La protection de l’environnement dans son ensemble représente un enjeu important dans la définition des politiques d’assainissement. La préservation des ressources en eau se place au centre de cet enjeu. Les démarches d’assainissement doivent aider à éviter la pollution organique des cours d’eau, sièges de micro-écosystèmes animaux et végétaux.

Dans les cours d’eau où se développent des êtres vivants (animaux et végétaux), l’évacuation des eaux usées et des excréments humains ne leur est pas profitable. Or, le programme de l’environnement des Nations Unies estime à 90% les eaux usées non traitées des pays en développement, c’est-à-dire des eaux usées rejetées directement dans les cours d’eau, polluant par conséquent les ressources en eau.
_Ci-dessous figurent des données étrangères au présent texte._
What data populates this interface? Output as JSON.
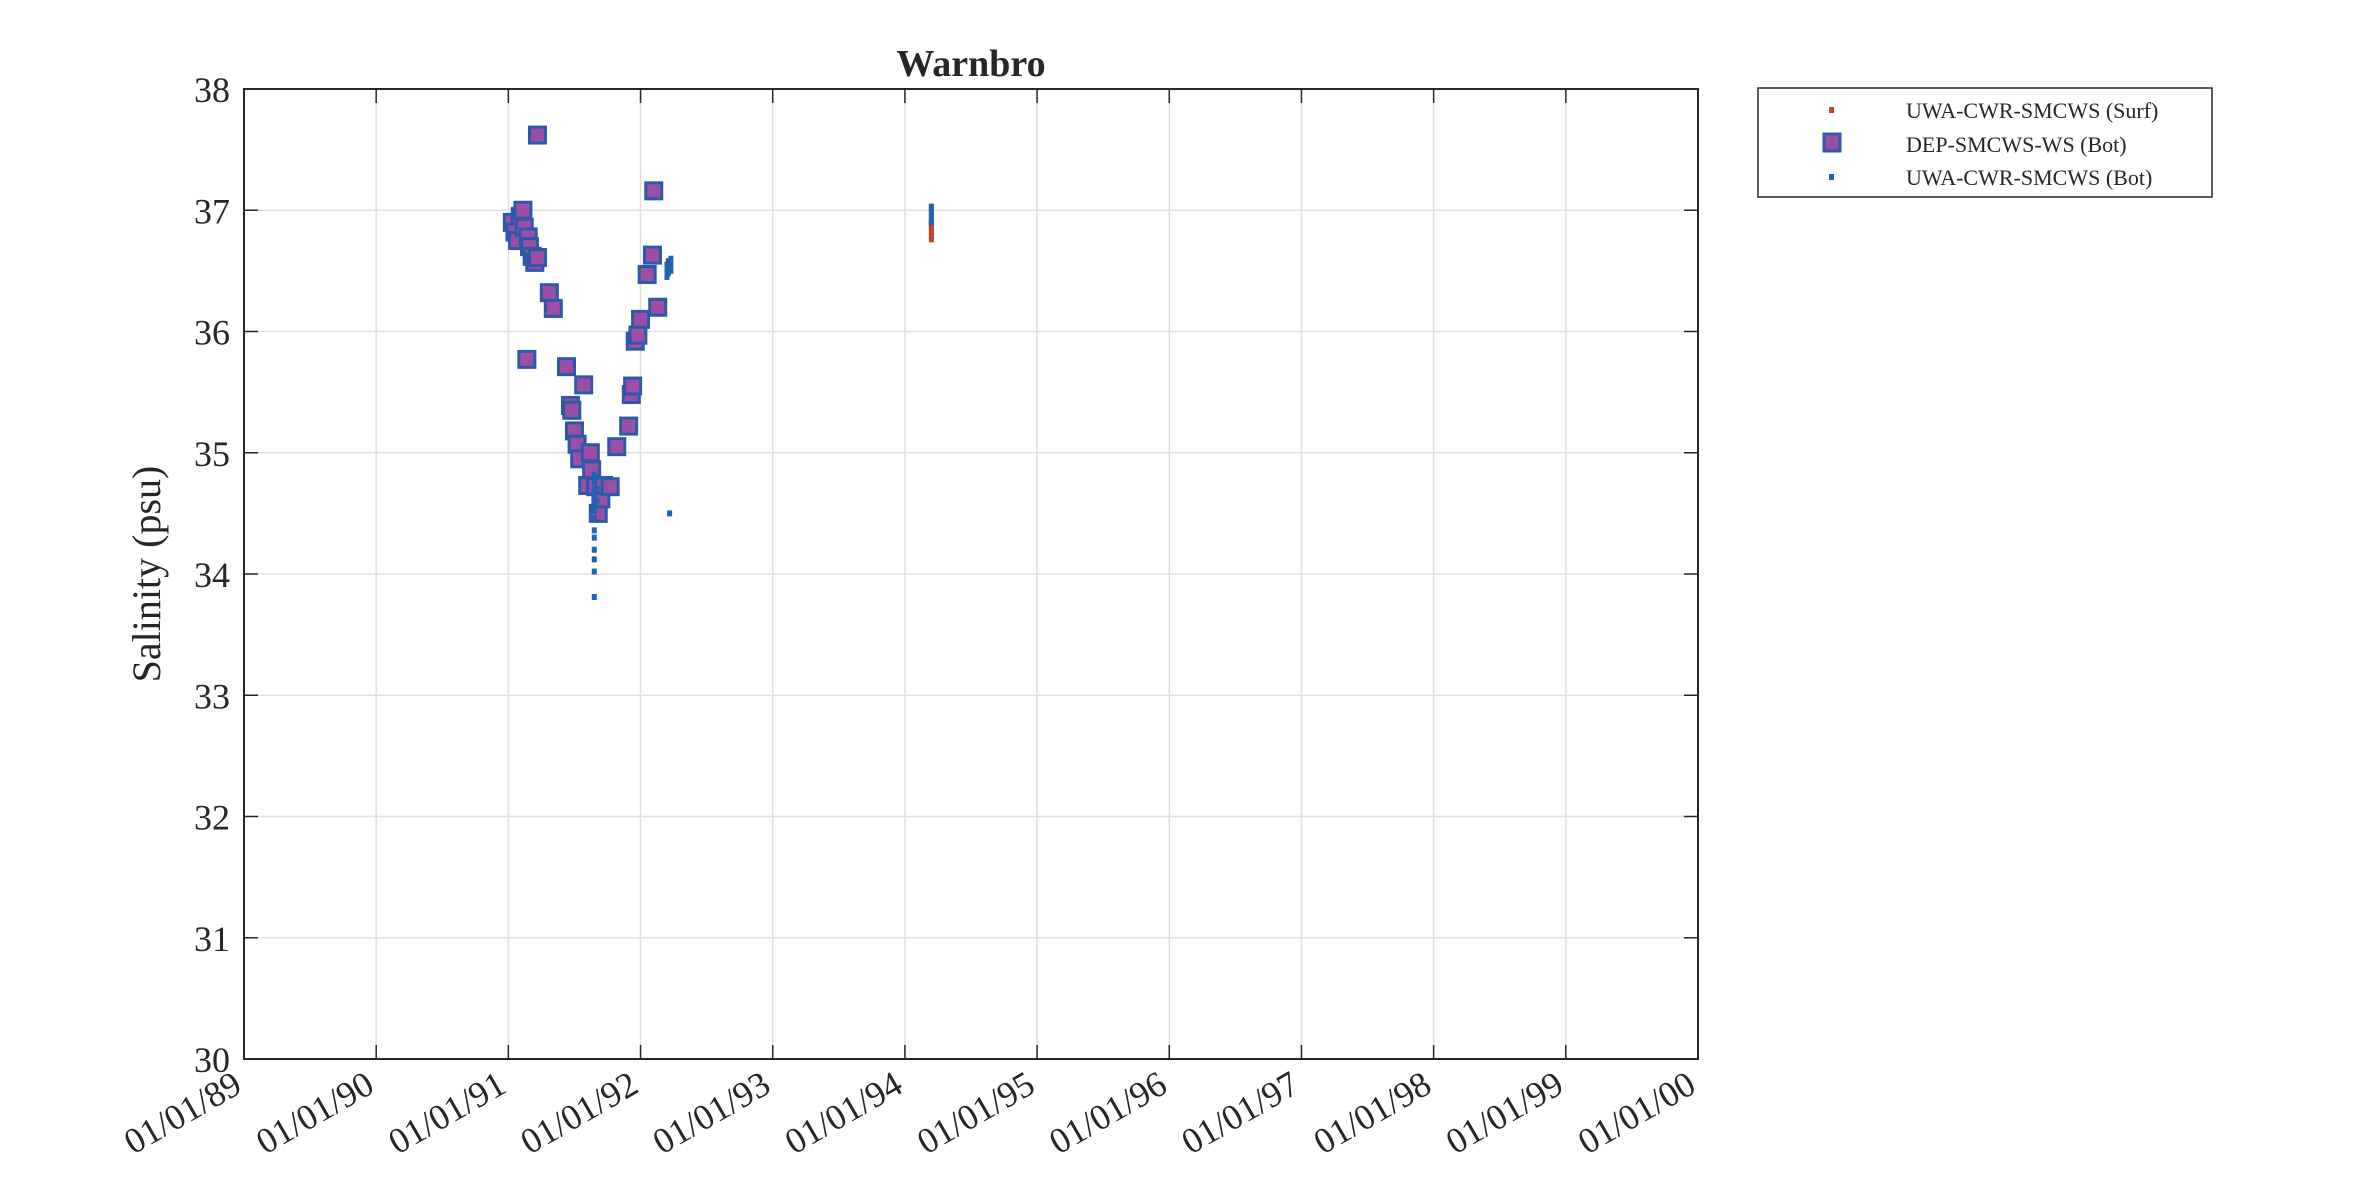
{
  "chart_data": {
    "type": "scatter",
    "title": "Warnbro",
    "xlabel": "",
    "ylabel": "Salinity (psu)",
    "ylim": [
      30,
      38
    ],
    "yticks": [
      30,
      31,
      32,
      33,
      34,
      35,
      36,
      37,
      38
    ],
    "xlim": [
      1989.0,
      2000.0
    ],
    "xtick_positions": [
      1989,
      1990,
      1991,
      1992,
      1993,
      1994,
      1995,
      1996,
      1997,
      1998,
      1999,
      2000
    ],
    "xtick_labels": [
      "01/01/89",
      "01/01/90",
      "01/01/91",
      "01/01/92",
      "01/01/93",
      "01/01/94",
      "01/01/95",
      "01/01/96",
      "01/01/97",
      "01/01/98",
      "01/01/99",
      "01/01/00"
    ],
    "grid": true,
    "legend_position": "outside-top-right",
    "colors": {
      "surf": "#c0452b",
      "dep_face": "#9d4fa6",
      "dep_edge": "#2e59a8",
      "bot": "#2163b0",
      "axis": "#262626",
      "grid": "#e0e0e0"
    },
    "series": [
      {
        "name": "UWA-CWR-SMCWS (Surf)",
        "marker": "dot",
        "x": [
          1994.2,
          1994.2,
          1994.2,
          1994.2,
          1994.2,
          1994.2
        ],
        "y": [
          36.76,
          36.79,
          36.82,
          36.85,
          36.88,
          36.9
        ]
      },
      {
        "name": "DEP-SMCWS-WS (Bot)",
        "marker": "square",
        "x": [
          1991.03,
          1991.05,
          1991.07,
          1991.09,
          1991.11,
          1991.12,
          1991.14,
          1991.15,
          1991.16,
          1991.18,
          1991.2,
          1991.22,
          1991.22,
          1991.31,
          1991.34,
          1991.44,
          1991.47,
          1991.48,
          1991.5,
          1991.52,
          1991.54,
          1991.57,
          1991.6,
          1991.62,
          1991.63,
          1991.66,
          1991.68,
          1991.7,
          1991.72,
          1991.77,
          1991.82,
          1991.91,
          1991.93,
          1991.94,
          1991.96,
          1991.98,
          1992.0,
          1992.05,
          1992.09,
          1992.1,
          1992.13
        ],
        "y": [
          36.9,
          36.82,
          36.75,
          36.95,
          37.0,
          36.86,
          35.77,
          36.78,
          36.7,
          36.62,
          36.57,
          37.62,
          36.61,
          36.32,
          36.19,
          35.71,
          35.39,
          35.35,
          35.18,
          35.07,
          34.95,
          35.56,
          34.73,
          35.0,
          34.86,
          34.72,
          34.5,
          34.62,
          34.73,
          34.72,
          35.05,
          35.22,
          35.48,
          35.55,
          35.92,
          35.97,
          36.1,
          36.47,
          36.63,
          37.16,
          36.2
        ]
      },
      {
        "name": "UWA-CWR-SMCWS (Bot)",
        "marker": "dot",
        "x": [
          1991.65,
          1991.65,
          1991.65,
          1991.65,
          1991.65,
          1991.65,
          1991.65,
          1991.65,
          1991.65,
          1991.65,
          1991.65,
          1991.65,
          1991.65,
          1991.67,
          1991.67,
          1991.67,
          1992.2,
          1992.2,
          1992.2,
          1992.21,
          1992.21,
          1992.21,
          1992.23,
          1992.23,
          1992.23,
          1992.22,
          1994.2,
          1994.2,
          1994.2,
          1994.2,
          1994.2,
          1994.2
        ],
        "y": [
          33.81,
          34.02,
          34.12,
          34.2,
          34.3,
          34.36,
          34.46,
          34.52,
          34.58,
          34.64,
          34.7,
          34.76,
          34.82,
          34.6,
          34.7,
          34.8,
          36.45,
          36.5,
          36.55,
          36.48,
          36.52,
          36.58,
          36.5,
          36.55,
          36.6,
          34.5,
          36.9,
          36.92,
          36.95,
          36.98,
          37.0,
          37.03
        ]
      }
    ]
  }
}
Plus de 200 millions de tonnes d’excréments humains seraient ainsi annuellement déversés dans les cours d’eau (GABERT, 2018).
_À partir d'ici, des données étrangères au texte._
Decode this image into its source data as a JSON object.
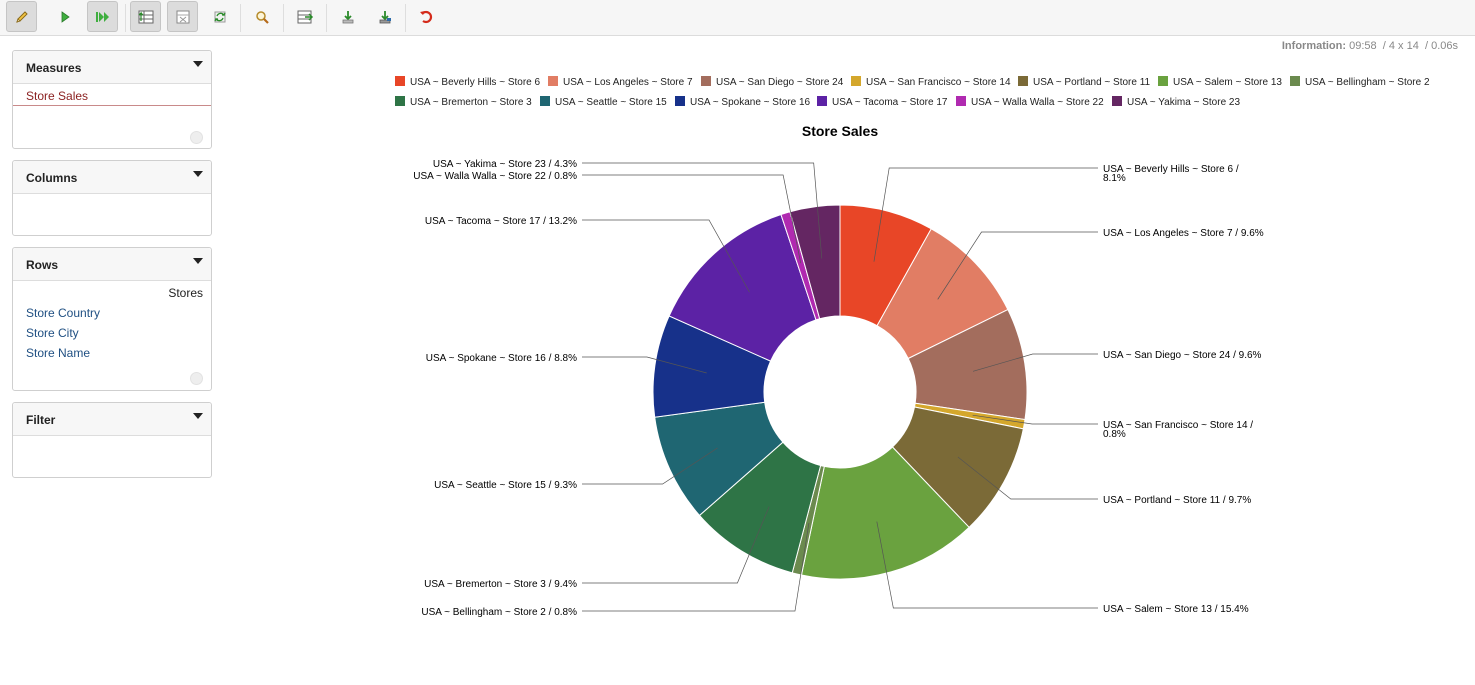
{
  "toolbar": {
    "buttons": [
      {
        "name": "edit-mode-button",
        "icon": "pencil-icon",
        "active": true
      },
      {
        "name": "run-query-button",
        "icon": "play-icon",
        "active": false
      },
      {
        "name": "automatic-execution-button",
        "icon": "fast-forward-icon",
        "active": true
      },
      {
        "name": "toggle-fields-button",
        "icon": "table-fields-icon",
        "active": true
      },
      {
        "name": "hide-empty-button",
        "icon": "grid-hide-icon",
        "active": true
      },
      {
        "name": "swap-axes-button",
        "icon": "swap-icon",
        "active": false
      },
      {
        "name": "drillthrough-button",
        "icon": "magnifier-icon",
        "active": false
      },
      {
        "name": "switch-render-button",
        "icon": "export-grid-icon",
        "active": false
      },
      {
        "name": "export-xls-button",
        "icon": "download-icon",
        "active": false
      },
      {
        "name": "export-csv-button",
        "icon": "download-alt-icon",
        "active": false
      },
      {
        "name": "undo-button",
        "icon": "undo-icon",
        "active": false
      }
    ]
  },
  "info": {
    "label": "Information:",
    "time": "09:58",
    "dimensions": "/  4 x 14",
    "duration": "/  0.06s"
  },
  "panels": {
    "measures": {
      "title": "Measures",
      "items": [
        "Store Sales"
      ]
    },
    "columns": {
      "title": "Columns",
      "items": []
    },
    "rows": {
      "title": "Rows",
      "header": "Stores",
      "items": [
        "Store Country",
        "Store City",
        "Store Name"
      ]
    },
    "filter": {
      "title": "Filter",
      "items": []
    }
  },
  "chart_data": {
    "type": "pie",
    "donut": true,
    "title": "Store Sales",
    "legend_position": "top",
    "slices": [
      {
        "label": "USA ~ Beverly Hills ~ Store 6",
        "percent": 8.1,
        "color": "#e84627"
      },
      {
        "label": "USA ~ Los Angeles ~ Store 7",
        "percent": 9.6,
        "color": "#e17d64"
      },
      {
        "label": "USA ~ San Diego ~ Store 24",
        "percent": 9.6,
        "color": "#a36d5d"
      },
      {
        "label": "USA ~ San Francisco ~ Store 14",
        "percent": 0.8,
        "color": "#d4a72c"
      },
      {
        "label": "USA ~ Portland ~ Store 11",
        "percent": 9.7,
        "color": "#7b6a37"
      },
      {
        "label": "USA ~ Salem ~ Store 13",
        "percent": 15.4,
        "color": "#6aa23f"
      },
      {
        "label": "USA ~ Bellingham ~ Store 2",
        "percent": 0.8,
        "color": "#6b8a4e"
      },
      {
        "label": "USA ~ Bremerton ~ Store 3",
        "percent": 9.4,
        "color": "#2e7446"
      },
      {
        "label": "USA ~ Seattle ~ Store 15",
        "percent": 9.3,
        "color": "#1f6672"
      },
      {
        "label": "USA ~ Spokane ~ Store 16",
        "percent": 8.8,
        "color": "#17318a"
      },
      {
        "label": "USA ~ Tacoma ~ Store 17",
        "percent": 13.2,
        "color": "#5c22a5"
      },
      {
        "label": "USA ~ Walla Walla ~ Store 22",
        "percent": 0.8,
        "color": "#b02ab0"
      },
      {
        "label": "USA ~ Yakima ~ Store 23",
        "percent": 4.3,
        "color": "#642662"
      }
    ]
  }
}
La biodégradation de ces masses importantes de matière organique par les micro-organismes s’accompagne d’une forte consommation d’oxygène qui diminue la concentration en oxygène dissout dans les eaux, avec comme conséquence l’asphyxie du milieu et la mort des espèces. L’impact est d’autant plus fort que les nutriments amenés par les excréments (C, N, P) servent à favoriser le développement rapide des algues, phytoplanctons et autres végétaux, créant un déséquilibre dans le milieu suite à une surconsommation d’oxygène.
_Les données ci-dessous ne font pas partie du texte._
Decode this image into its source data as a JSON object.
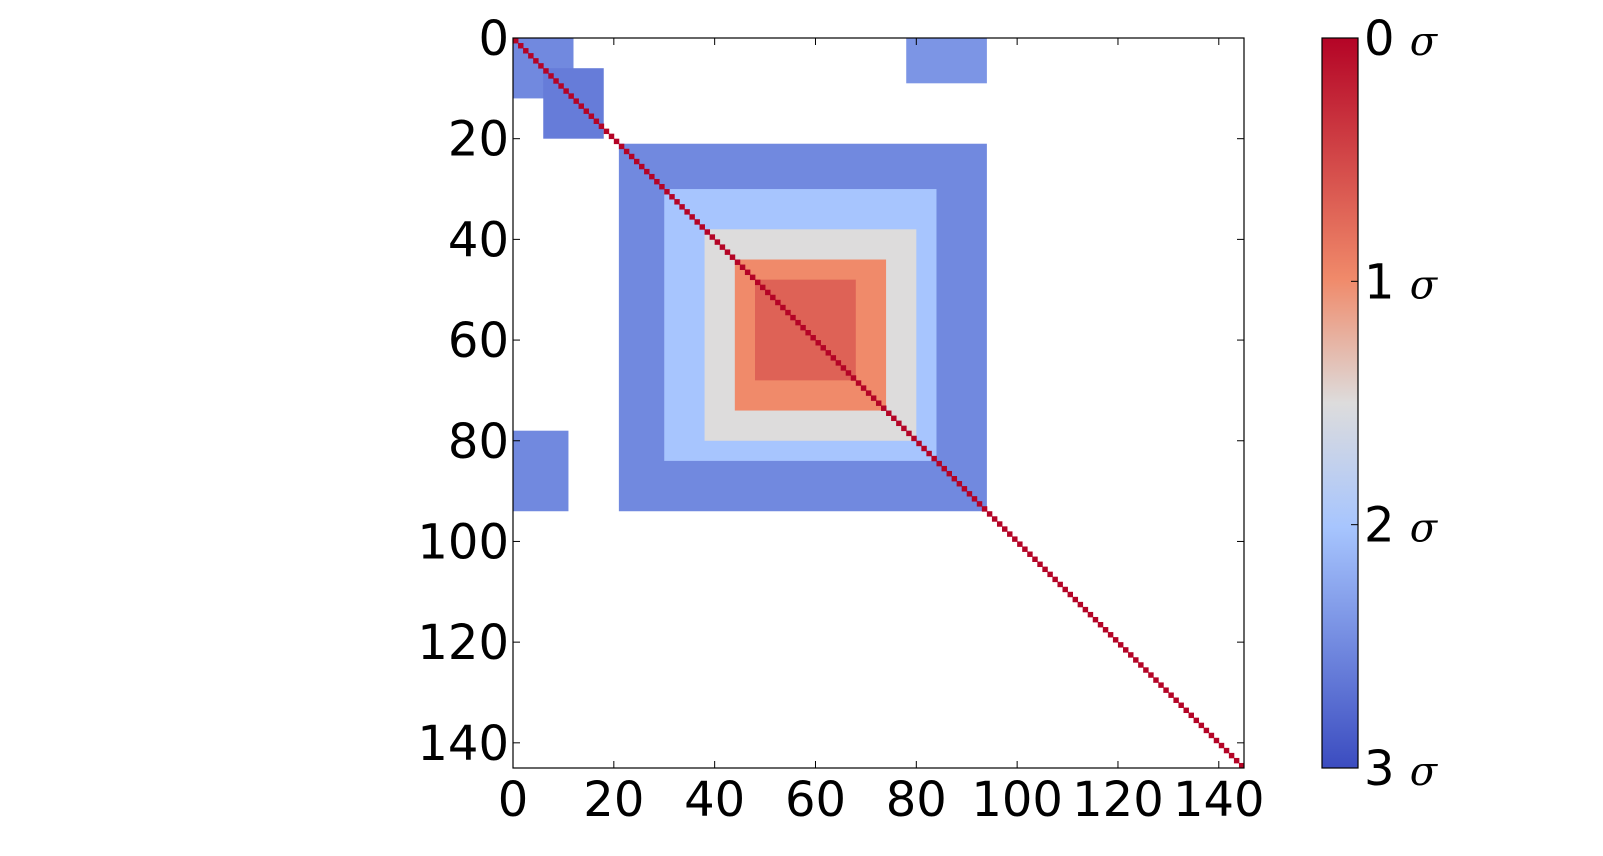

L’oxygène est très important pour l’oxydation de l’ammoniac et des nitrites, deux molécules écotoxiques pour les animaux, produites à partir de la décomposition des matières organiques riches en azote en les transformant en nitrates.

Tout l’enjeu aujourd’hui, dans des contextes de grande pollution, tourne autour du recyclage des molécules carbonées, azotées et phosphatées, afin de prévenir le déséquilibre des écosystèmes aquatiques et de préserver les ressources en eau.

A.1.2.4 Enjeux sanitaires

Beaucoup d’infections, notamment les maladies féco-orales, sont liées à la mauvaise gestion des eaux usées et des excréments humains. Ces derniers sont potentiellement riches en micro-organismes pathogènes susceptibles de provoquer des maladies. Quand les excréments humains ne sont pas traités ou hygiénisés correctement, les micro-organismes pathogènes peuvent polluer et contaminer l’environnement, mobilisant de nombreuses voies de contamination (l’eau, les aliments, l’air) pour produire des maladies, voire des épidémies (ESREY et al., 1998 ; ALEGBELEYE et al., 2018). La transmission des maladies féco-orales peut être accélérée par des insectes vecteurs véhiculant les agents pathogènes prélevés sur des rejets traînant dans la nature. Ceci est non seulement une menace pour la santé des populations des pays où l’assainissement est défaillant, mais aussi pour le monde

entier. En effet, la circulation des agents pathogènes d’un coin à l’autre de la planète peut se faire sans difficultés compte tenu de la masse des déplacements humains et des échanges commerciaux entre les pays (pour preuve, le choléra apporté par les agents népalais des Nations Unies en Haïti). Pour prévenir la transmission des maladies à transmission hydrique susceptibles de générer jusqu’à des pandémies, les pays, voire les instances internationales concernées par la question, ont tout intérêt à considérer comme extrêmement important et même urgent de trouver des solutions au problème d’assainissement, en cherchant à maitriser les différentes sources et voies de contamination.